The CAA also amends Section 525 of the Bankruptcy Code to expand the scope of protections for debtors against discriminatory treatment during and after bankruptcy. The CAA amends Section 525 by adding a new subsection, 525(d), to provide that no person may be denied relief under three CARES Act provisions solely because the person is or was a debtor in a bankruptcy case. The three CARES Act provisions are: (a) the foreclosure moratorium and right to request forbearance (15 U.S.C. Section 9056), (b) the forbearance of mortgage payments for multifamily properties (15 U.S.C. Section 9057), and (c) the temporary moratorium on eviction filings (15 U.S.C. Section 9058). On December 27, 2021, Section 525(d) of the Bankruptcy Code will be stricken in its entirety.
Lastly, the CAA amends Section 507(d) of the Bankruptcy Code so that a party that pays the U.S. government a customs duty on behalf of an importer is subrogated to the government’s priority status under Section 507(b)(8)(F) for such customs duties. Under previous law, Section 507(d) prevented priority subrogation for customs brokers and forwarders that frequently pay the government for customs duties on behalf of their importer-clients. On December 27, 2021, this amendment will be stricken in its entirety.
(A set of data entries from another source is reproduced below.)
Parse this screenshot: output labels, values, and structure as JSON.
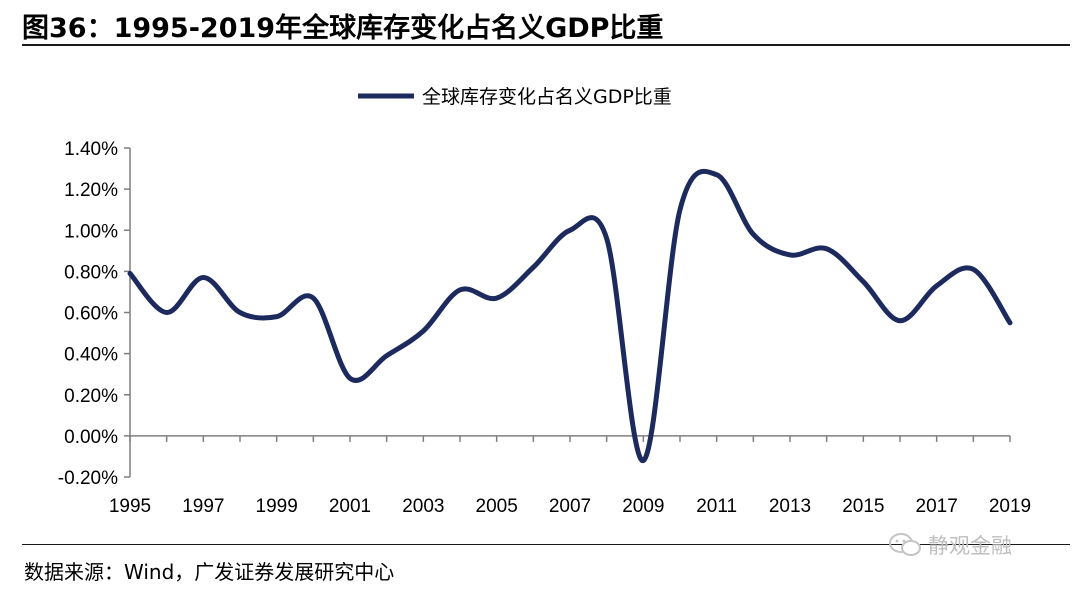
{
  "header": {
    "title": "图36：1995-2019年全球库存变化占名义GDP比重"
  },
  "footer": {
    "source": "数据来源：Wind，广发证券发展研究中心",
    "watermark": "静观金融"
  },
  "colors": {
    "series": "#1c2a5e",
    "axis": "#7f7f7f"
  },
  "chart_data": {
    "type": "line",
    "title": "图36：1995-2019年全球库存变化占名义GDP比重",
    "xlabel": "",
    "ylabel": "",
    "ylim": [
      -0.2,
      1.4
    ],
    "yticks": [
      "1.40%",
      "1.20%",
      "1.00%",
      "0.80%",
      "0.60%",
      "0.40%",
      "0.20%",
      "0.00%",
      "-0.20%"
    ],
    "ytick_values": [
      1.4,
      1.2,
      1.0,
      0.8,
      0.6,
      0.4,
      0.2,
      0.0,
      -0.2
    ],
    "xticks": [
      "1995",
      "1997",
      "1999",
      "2001",
      "2003",
      "2005",
      "2007",
      "2009",
      "2011",
      "2013",
      "2015",
      "2017",
      "2019"
    ],
    "xtick_values": [
      1995,
      1997,
      1999,
      2001,
      2003,
      2005,
      2007,
      2009,
      2011,
      2013,
      2015,
      2017,
      2019
    ],
    "legend": "top-center",
    "grid": false,
    "series": [
      {
        "name": "全球库存变化占名义GDP比重",
        "x": [
          1995,
          1996,
          1997,
          1998,
          1999,
          2000,
          2001,
          2002,
          2003,
          2004,
          2005,
          2006,
          2007,
          2008,
          2009,
          2010,
          2011,
          2012,
          2013,
          2014,
          2015,
          2016,
          2017,
          2018,
          2019
        ],
        "values": [
          0.79,
          0.6,
          0.77,
          0.6,
          0.58,
          0.67,
          0.28,
          0.39,
          0.51,
          0.71,
          0.67,
          0.82,
          1.0,
          0.96,
          -0.12,
          1.1,
          1.27,
          0.98,
          0.88,
          0.91,
          0.75,
          0.56,
          0.73,
          0.81,
          0.55
        ]
      }
    ]
  }
}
The CAA appears to reinforce the appellate court holdings on the availability of PPP loans to debtors, as it provides the SBA with the continuing power to determine debtor eligibility.1 Even without the PPP lifeline, the CAA provides many benefits to small businesses considering bankruptcy under Subchapter V of Chapter 11. The provisions protecting landlords and vendors from the threat of disgorgement where they sensibly entered forbearance agreements to provide financial assistance to struggling businesses are a needed response to the economic reality of this unprecedented pandemic.
1 Although not discussed in this article, the CAA amends the Bankruptcy Code in at least three other respects that are applicable solely to individual debtors, including amendments to (i) Section 1329 authorizing the modification of Chapter 13 plans to address deferred mortgage payment plans arising under the CARES Act for eligible mortgagors; (ii) Section 1328 giving the court discretion to grant a discharge to a Chapter 13 debtor even though the debtor defaulted on not more than three monthly residential mortgage payments due to a COVID-19-related financial hardship; and (iii) Section 366 prohibiting a utility from altering service for an individual debtor who makes timely postpetition payments—even if the individual debtor did not otherwise provide the utility with adequate assurance of payment.